The Swiss team owned by billionaire Ernesto Bertarelli had allegedly threatened to write the rules for the next cup in 2010 in such a way as to exclude the Kiwi challenger unless it dropped its lawsuit.

But Alinghi skipper Brad Butterworth and Team New Zealand's managing director Grant Dalton reached an agreement Monday night and the lawsuit has been withdrawn, Dalton told The Associated Press on Wednesday.

Dalton said that Team New Zealand withdrew its action in part to ensure Alinghi would take part in the Pacific Series in Auckland in February.

Team New Zealand had been seeking damages of as much as $60 million from Alinghi after the 2009 America's Cup was delayed by an earlier lawsuit filed by BMW Oracle Racing, owned by another billionaire, American Larry Ellison.

Team New Zealand also argued that the protocols for what would be the 33rd edition of the cup were written to favor Alinghi.

When the 2009 Cup was delayed, Team New Zealand had to lay off employees, Dalton said. When Alinghi announced last week that it hopes to relaunch the Cup in 2010, "some of the sting went out of our legitimate claim, because we can fund a team now," Dalton said by phone from Auckland.

"It is good news that Grant Dalton and Team New Zealand [TNZ] have at last stopped legal proceedings. It is great that they have seen that the legal route leads nowhere and are returning to the sport with all the other teams," Alinghi said in a statement. "We look forward to the Competitor Meetings in Geneva and to further progressing as a group that includes the Defender and the challengers towards getting the competition back on the water."

The agreement also clears the way for Alinghi to face Dalton's team in New Zealand waters at the Vuitton Pacific Series next February. Entries for that event close Friday.

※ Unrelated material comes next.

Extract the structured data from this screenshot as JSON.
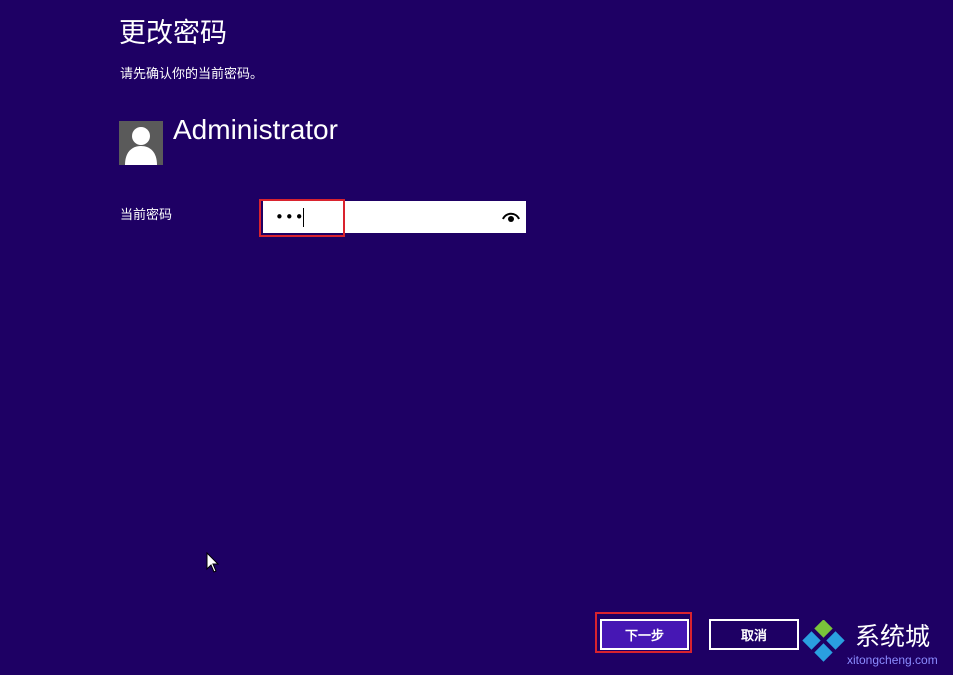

"We want the regatta down here to be a real success, and having Alinghi at that certainly helps that," Dalton said.

Dalton said the regatta will give New Zealanders the opportunity to see Kiwi sailing stars Russell Coutts and Butterworth competing against each other in their home waters. Coutts and Butterworth led Team New Zealand to America's Cup victories in 1995 and 2000 before jumping ship to Alinghi and helping the Swiss-backed team win the trophy in 2003.

Coutts was fired by Bertarelli after the 2003 regatta and sat out the 2007 Cup. He is now with BMW Oracle Racing.

"That was quite a big draw card for us," Dalton said. "The public of New Zealand, who are reasonably well-educated in the Cup, certainly more than the rest of the world, they have no idea what's going on. They don't understand and they're tired of it. So all of things together felt like the right opportunity to get out and get on with it."

However, the ultimate stumbling block remains the lawsuit filed by BMW Oracle Racing.

International sport's oldest competition has been stuck in the courts since Alinghi beat Emirates Team New Zealand in one of the most thrilling finals in the Cup's 157-year history.

Alinghi's yacht club, the Societe Nautique de Geneve (SNG), initially recognized Spain's Club Nautico Espanol de Vela (CNEV) as the challenger, but in March, a New York court declared its challenge invalid and declared that BMW Oracle's Golden Gate Yacht Club should be the challenger.

But after an appeal by SNG, that decision was set aside by the New York Supreme Court's Appellate Division. However, Golden Gate Yacht Club quickly filed a last-chance appeal with the New York State Court of Appeals in Albany.

"We feel that there is an opportunity to move ahead with the competition," Butterworth said last week. "We want to get this competition going and get the entered challengers to participate in a constructive process."

BMW Oracle said it is sticking to the courts.

"We remain very receptive to engaging in direct discussions about the future of the America's Cup with Alinghi, and including all the other competitors, but without Alinghi's unreasonable preconditions," BMW Oracle said in a recent statement.

Ellison and Bertarelli had been scheduled to meet recently in Trieste, Italy, but the meeting did not happen.

BMW Oracle Racing made a proposal to Alinghi last week to "modernize" the Cup, with several ideas including cutting costs, allowing the defender to race the challengers and putting the America's Cup back on the water as early as 2010.